Max Treu came from a German Baltic pastor family. His great-grandparents were the pastor Johannes Hermann Treu (1794–1849) and Marianne von Fromhold; his grandparents were the pastor Bruno Fromhold Treu (1823-1897) and Julie Charlotte nee. Schilling (1830-1903); his father was Oskar Fromhold Treu (1870–1918), since 1897 pastor in Oppekaln. From 1922 Max Treu attended the Classical Gymnasium in Riga, where he passed the matriculation examination in 1926 as the best of his year. He then studied Classical Philology, Archeology and Ancient History at the Universities of Riga and Leipzig . He became a member of the Baltic fraternity Fraternitas Rigensis . In 1937 he acquired theMaster's degree . From 1936 to 1939 he taught Latin and Greek at grammar schools in Riga and Mitau .

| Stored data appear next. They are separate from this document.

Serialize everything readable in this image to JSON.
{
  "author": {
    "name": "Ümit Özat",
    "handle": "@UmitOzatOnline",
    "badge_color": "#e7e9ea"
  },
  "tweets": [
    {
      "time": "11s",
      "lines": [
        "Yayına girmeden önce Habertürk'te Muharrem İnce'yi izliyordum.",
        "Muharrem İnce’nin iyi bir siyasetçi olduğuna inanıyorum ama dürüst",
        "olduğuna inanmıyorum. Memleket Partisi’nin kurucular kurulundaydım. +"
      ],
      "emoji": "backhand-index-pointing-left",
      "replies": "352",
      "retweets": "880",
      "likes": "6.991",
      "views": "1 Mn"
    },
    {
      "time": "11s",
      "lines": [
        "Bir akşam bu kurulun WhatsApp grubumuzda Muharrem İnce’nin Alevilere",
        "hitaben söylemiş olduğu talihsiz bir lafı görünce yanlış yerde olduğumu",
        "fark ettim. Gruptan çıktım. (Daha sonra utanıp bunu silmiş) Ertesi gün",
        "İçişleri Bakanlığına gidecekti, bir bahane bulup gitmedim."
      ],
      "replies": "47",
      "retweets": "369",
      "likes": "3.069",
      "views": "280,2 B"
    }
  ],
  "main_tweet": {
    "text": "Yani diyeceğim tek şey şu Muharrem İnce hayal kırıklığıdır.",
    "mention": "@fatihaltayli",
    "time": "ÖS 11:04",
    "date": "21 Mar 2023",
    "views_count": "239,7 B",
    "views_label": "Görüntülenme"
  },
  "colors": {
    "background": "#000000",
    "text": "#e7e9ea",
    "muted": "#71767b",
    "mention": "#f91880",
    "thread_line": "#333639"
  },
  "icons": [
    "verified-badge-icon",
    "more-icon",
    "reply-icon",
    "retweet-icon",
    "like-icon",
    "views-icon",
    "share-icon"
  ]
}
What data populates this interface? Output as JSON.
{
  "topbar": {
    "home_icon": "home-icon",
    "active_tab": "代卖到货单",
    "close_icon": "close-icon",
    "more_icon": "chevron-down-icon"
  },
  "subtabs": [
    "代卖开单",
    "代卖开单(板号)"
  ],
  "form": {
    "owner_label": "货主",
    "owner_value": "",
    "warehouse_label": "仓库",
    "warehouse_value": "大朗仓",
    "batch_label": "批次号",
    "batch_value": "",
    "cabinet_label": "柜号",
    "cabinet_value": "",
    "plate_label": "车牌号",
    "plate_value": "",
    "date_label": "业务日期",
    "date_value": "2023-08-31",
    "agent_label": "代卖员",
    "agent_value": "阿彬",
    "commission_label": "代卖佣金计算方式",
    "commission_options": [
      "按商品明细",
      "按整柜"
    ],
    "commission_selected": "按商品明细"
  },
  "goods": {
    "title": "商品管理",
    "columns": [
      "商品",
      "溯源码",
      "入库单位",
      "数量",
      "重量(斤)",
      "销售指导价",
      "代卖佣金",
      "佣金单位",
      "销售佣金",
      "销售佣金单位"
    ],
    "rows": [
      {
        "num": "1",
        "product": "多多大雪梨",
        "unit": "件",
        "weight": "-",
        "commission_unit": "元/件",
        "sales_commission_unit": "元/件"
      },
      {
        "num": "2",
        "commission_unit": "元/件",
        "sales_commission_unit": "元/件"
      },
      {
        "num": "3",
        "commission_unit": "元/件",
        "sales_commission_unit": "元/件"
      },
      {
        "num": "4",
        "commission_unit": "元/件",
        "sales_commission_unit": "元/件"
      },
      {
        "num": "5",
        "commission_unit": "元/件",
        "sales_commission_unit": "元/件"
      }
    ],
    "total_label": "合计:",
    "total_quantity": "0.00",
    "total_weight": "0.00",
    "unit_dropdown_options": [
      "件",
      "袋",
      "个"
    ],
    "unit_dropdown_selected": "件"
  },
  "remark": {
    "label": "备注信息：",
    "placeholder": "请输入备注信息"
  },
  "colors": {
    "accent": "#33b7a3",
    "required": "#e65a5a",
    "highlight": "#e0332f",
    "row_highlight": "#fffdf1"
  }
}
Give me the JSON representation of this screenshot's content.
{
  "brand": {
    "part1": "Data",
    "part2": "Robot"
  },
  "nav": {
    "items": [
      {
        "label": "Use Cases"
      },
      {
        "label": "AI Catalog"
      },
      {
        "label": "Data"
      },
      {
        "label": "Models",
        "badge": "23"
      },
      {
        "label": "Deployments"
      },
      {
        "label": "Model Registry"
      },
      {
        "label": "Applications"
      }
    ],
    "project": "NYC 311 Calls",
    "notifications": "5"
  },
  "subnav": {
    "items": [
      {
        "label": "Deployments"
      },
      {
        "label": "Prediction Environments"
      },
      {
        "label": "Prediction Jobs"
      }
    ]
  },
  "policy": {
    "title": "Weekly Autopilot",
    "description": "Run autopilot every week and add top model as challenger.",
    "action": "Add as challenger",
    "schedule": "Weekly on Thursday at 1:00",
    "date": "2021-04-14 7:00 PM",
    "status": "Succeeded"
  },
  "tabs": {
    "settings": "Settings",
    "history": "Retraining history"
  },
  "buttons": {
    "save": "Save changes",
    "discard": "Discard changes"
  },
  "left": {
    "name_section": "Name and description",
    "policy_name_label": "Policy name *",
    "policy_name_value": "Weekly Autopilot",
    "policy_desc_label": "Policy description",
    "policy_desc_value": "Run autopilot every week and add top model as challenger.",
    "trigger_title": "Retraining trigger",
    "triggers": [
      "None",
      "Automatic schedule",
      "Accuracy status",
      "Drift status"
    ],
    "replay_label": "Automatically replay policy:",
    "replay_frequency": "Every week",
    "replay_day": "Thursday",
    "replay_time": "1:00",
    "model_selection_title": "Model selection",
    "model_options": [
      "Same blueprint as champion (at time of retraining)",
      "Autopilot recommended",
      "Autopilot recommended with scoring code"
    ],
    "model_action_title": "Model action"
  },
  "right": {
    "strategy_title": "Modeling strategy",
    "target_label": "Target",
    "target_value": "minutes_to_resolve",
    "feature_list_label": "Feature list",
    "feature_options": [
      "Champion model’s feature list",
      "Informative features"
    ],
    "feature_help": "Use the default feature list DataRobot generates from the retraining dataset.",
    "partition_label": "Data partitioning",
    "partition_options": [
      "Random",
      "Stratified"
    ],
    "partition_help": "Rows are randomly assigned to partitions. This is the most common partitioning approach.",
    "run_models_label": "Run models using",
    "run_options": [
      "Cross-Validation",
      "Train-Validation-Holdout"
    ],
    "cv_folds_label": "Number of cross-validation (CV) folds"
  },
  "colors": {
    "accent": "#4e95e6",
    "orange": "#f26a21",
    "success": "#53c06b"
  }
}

After the beginning of the Second World War , Treu moved to the German Empire . In 1939 he went to Leipzig as a teacher and in 1940 received an assistant position at the Department of Classical Philology at the University of Leipzig , where he received his doctorate from Friedrich Klingner in 1942 phil. received his doctorate . In 1946 he moved (together with Klingner) to the University of Munich , where he qualified as a professor for classical philology in 1952 and was appointed adjunct professor in 1958. In 1973 he retired.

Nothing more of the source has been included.